Presiden RI Joko Widodo (Jokowi) meminta Pemerintah Daerah (Pemda) untuk memasukkan risiko bencana ke dalam rencana pembangunan sehingga jelas lokasi rawan bencana yang tidak boleh menjadi sasaran investasi.

“Daerah itu harus memasukkan risiko bencana dalam rencana pembangunannya, dalam rencana investasinya. Ada perencanaannya,” kata Presiden Jokowi saat membuka Rakornas Penanggulangan Bencana, di Jakarta, Kamis.

Dengan masuknya risiko bencana ke dalam rencana pembangunan, kata Jokowi, maka terdapat informasi yang jelas lokasi yang boleh atau tidak menjadi sasaran pembangunan.
 

Hal tersebut, kata Jokowi, juga akan memudahkan petugas di lapangan untuk menindak pembangunan yang melanggar rencana tata ruang daerah, dan berisiko meningkatkan risiko bencana.

“Pelaksanaan terutama nih betul-betul di lapangan ada orang mau bangun, ‘eh gak boleh’, ada mau bangun ‘eh ini rawan tanah longsor gak boleh’,” kata dia.

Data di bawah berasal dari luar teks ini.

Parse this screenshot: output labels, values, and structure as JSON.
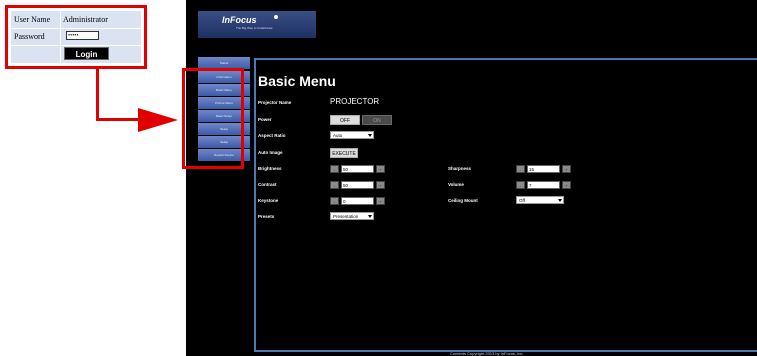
{
  "login": {
    "username_label": "User Name",
    "username_value": "Administrator",
    "password_label": "Password",
    "password_value": "•••••",
    "login_button": "Login"
  },
  "logo": {
    "brand": "InFocus",
    "tagline": "The Big Way to Collaborate"
  },
  "sidebar": {
    "items": [
      {
        "label": "Status"
      },
      {
        "label": "Information"
      },
      {
        "label": "Basic Menu"
      },
      {
        "label": "Picture Menu"
      },
      {
        "label": "Basic Setup"
      },
      {
        "label": "Setup"
      },
      {
        "label": "Setup"
      },
      {
        "label": "Restart Device"
      }
    ]
  },
  "page": {
    "title": "Basic Menu",
    "projector_name_label": "Projector Name",
    "projector_name_value": "PROJECTOR",
    "power_label": "Power",
    "power_off": "OFF",
    "power_on": "ON",
    "aspect_ratio_label": "Aspect Ratio",
    "aspect_ratio_value": "Auto",
    "auto_image_label": "Auto Image",
    "auto_image_button": "EXECUTE",
    "brightness_label": "Brightness",
    "brightness_value": "50",
    "contrast_label": "Contrast",
    "contrast_value": "50",
    "keystone_label": "Keystone",
    "keystone_value": "0",
    "presets_label": "Presets",
    "presets_value": "Presentation",
    "sharpness_label": "Sharpness",
    "sharpness_value": "16",
    "volume_label": "Volume",
    "volume_value": "7",
    "ceiling_mount_label": "Ceiling Mount",
    "ceiling_mount_value": "Off",
    "stepper_minus": "-",
    "stepper_plus": "+"
  },
  "footer": {
    "copyright": "Contents Copyright 2013 by InFocus, Inc."
  },
  "colors": {
    "highlight": "#e00000",
    "frame_border": "#4b79b5",
    "sidebar_button": "#5a74bb"
  }
}
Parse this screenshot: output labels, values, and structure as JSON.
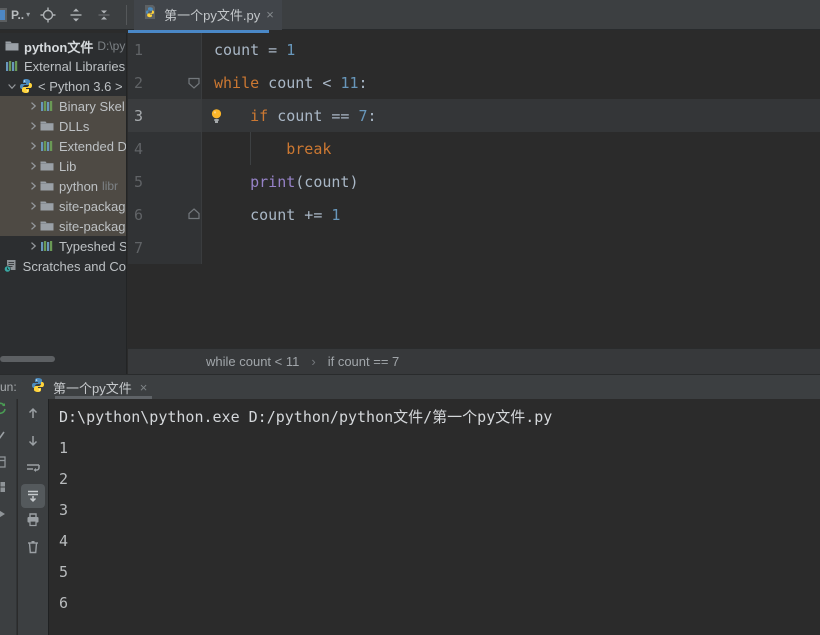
{
  "accent_colors": {
    "tab_underline": "#4a88c7",
    "keyword": "#cc7832",
    "number": "#6897bb",
    "builtin": "#9682c7",
    "bulb": "#fbb529"
  },
  "header": {
    "project_label": "P..",
    "caret": "▾",
    "icons": [
      "locate-icon",
      "expand-all-icon",
      "collapse-all-icon"
    ]
  },
  "editor_tab": {
    "title": "第一个py文件.py",
    "close": "×",
    "icon": "python-file-icon"
  },
  "project_tree": {
    "items": [
      {
        "label": "python文件",
        "suffix": "D:\\py",
        "icon": "folder",
        "chevron": "none",
        "level": 0,
        "bold": true,
        "hl": false
      },
      {
        "label": "External Libraries",
        "suffix": "",
        "icon": "library",
        "chevron": "none",
        "level": 0,
        "bold": false,
        "hl": false
      },
      {
        "label": "< Python 3.6 >",
        "suffix": "",
        "icon": "python",
        "chevron": "expanded",
        "level": 0,
        "bold": false,
        "hl": false
      },
      {
        "label": "Binary Skel",
        "suffix": "",
        "icon": "library",
        "chevron": "collapsed",
        "level": 1,
        "bold": false,
        "hl": true
      },
      {
        "label": "DLLs",
        "suffix": "",
        "icon": "folder",
        "chevron": "collapsed",
        "level": 1,
        "bold": false,
        "hl": true
      },
      {
        "label": "Extended D",
        "suffix": "",
        "icon": "library",
        "chevron": "collapsed",
        "level": 1,
        "bold": false,
        "hl": true
      },
      {
        "label": "Lib",
        "suffix": "",
        "icon": "folder",
        "chevron": "collapsed",
        "level": 1,
        "bold": false,
        "hl": true
      },
      {
        "label": "python",
        "suffix": "libr",
        "icon": "folder",
        "chevron": "collapsed",
        "level": 1,
        "bold": false,
        "hl": true
      },
      {
        "label": "site-packag",
        "suffix": "",
        "icon": "folder",
        "chevron": "collapsed",
        "level": 1,
        "bold": false,
        "hl": true
      },
      {
        "label": "site-packag",
        "suffix": "",
        "icon": "folder",
        "chevron": "collapsed",
        "level": 1,
        "bold": false,
        "hl": true
      },
      {
        "label": "Typeshed S",
        "suffix": "",
        "icon": "library",
        "chevron": "collapsed",
        "level": 1,
        "bold": false,
        "hl": false
      },
      {
        "label": "Scratches and Co",
        "suffix": "",
        "icon": "scratches",
        "chevron": "none",
        "level": 0,
        "bold": false,
        "hl": false
      }
    ]
  },
  "editor": {
    "lines": [
      {
        "num": "1",
        "tokens": [
          {
            "t": "count = ",
            "c": "def"
          },
          {
            "t": "1",
            "c": "num"
          }
        ],
        "fold": "none",
        "bulb": false,
        "current": false,
        "guide": false
      },
      {
        "num": "2",
        "tokens": [
          {
            "t": "while",
            "c": "kw"
          },
          {
            "t": " count < ",
            "c": "def"
          },
          {
            "t": "11",
            "c": "num"
          },
          {
            "t": ":",
            "c": "def"
          }
        ],
        "fold": "down",
        "bulb": false,
        "current": false,
        "guide": false
      },
      {
        "num": "3",
        "tokens": [
          {
            "t": "    ",
            "c": "def"
          },
          {
            "t": "if",
            "c": "kw"
          },
          {
            "t": " count == ",
            "c": "def"
          },
          {
            "t": "7",
            "c": "num"
          },
          {
            "t": ":",
            "c": "def"
          }
        ],
        "fold": "none",
        "bulb": true,
        "current": true,
        "guide": false
      },
      {
        "num": "4",
        "tokens": [
          {
            "t": "        ",
            "c": "def"
          },
          {
            "t": "break",
            "c": "kw"
          }
        ],
        "fold": "none",
        "bulb": false,
        "current": false,
        "guide": true
      },
      {
        "num": "5",
        "tokens": [
          {
            "t": "    ",
            "c": "def"
          },
          {
            "t": "print",
            "c": "builtin"
          },
          {
            "t": "(count)",
            "c": "def"
          }
        ],
        "fold": "none",
        "bulb": false,
        "current": false,
        "guide": false
      },
      {
        "num": "6",
        "tokens": [
          {
            "t": "    ",
            "c": "def"
          },
          {
            "t": "count += ",
            "c": "def"
          },
          {
            "t": "1",
            "c": "num"
          }
        ],
        "fold": "up",
        "bulb": false,
        "current": false,
        "guide": false
      },
      {
        "num": "7",
        "tokens": [],
        "fold": "none",
        "bulb": false,
        "current": false,
        "guide": false
      }
    ],
    "breadcrumbs": [
      "while count < 11",
      "if count == 7"
    ],
    "breadcrumb_separator": "›"
  },
  "run_panel": {
    "label": "un:",
    "tab": {
      "title": "第一个py文件",
      "close": "×",
      "icon": "python-icon"
    },
    "toolbar_icons": [
      "scroll-up-icon",
      "scroll-down-icon",
      "soft-wrap-icon",
      "scroll-to-end-icon",
      "print-icon",
      "clear-icon"
    ],
    "active_toolbar_icon": "scroll-to-end-icon",
    "console_lines": [
      {
        "text": "D:\\python\\python.exe D:/python/python文件/第一个py文件.py",
        "kind": "command"
      },
      {
        "text": "1",
        "kind": "output"
      },
      {
        "text": "2",
        "kind": "output"
      },
      {
        "text": "3",
        "kind": "output"
      },
      {
        "text": "4",
        "kind": "output"
      },
      {
        "text": "5",
        "kind": "output"
      },
      {
        "text": "6",
        "kind": "output"
      }
    ]
  }
}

Jokowi menjelaskan dirinya sering melihat bangunan-bangunan yang berdiri di dekat sungai padahal lokasi tersebut setiap tahun merupakan daerah banjir.

“Jelas-jelas ada sungai yang setiap tahun banjir di pinggirnya malah ada bangunan-bangunan, berbondong-bondong orang mendirikan bangunan di situ dan dibiarkan. Ini yg sering saya lihat di lapangan,” kata dia.

Maka itu, Jokowi juga meminta agar Pemda melalui Badan Perencanaan Pembangunan Daerah (Bappeda) mengawasi pelaksanaan pembangunan.

“Saya lihat Bappeda itu ada, gunanya Bappeda itu kan perencanaan. Tapi kadang-kadang suka ada perencanaan tapi implementasi di lapangan tidak dimonitor tidak dikontrol. Kelemahan kita di situ,” kata Presiden Jokowi.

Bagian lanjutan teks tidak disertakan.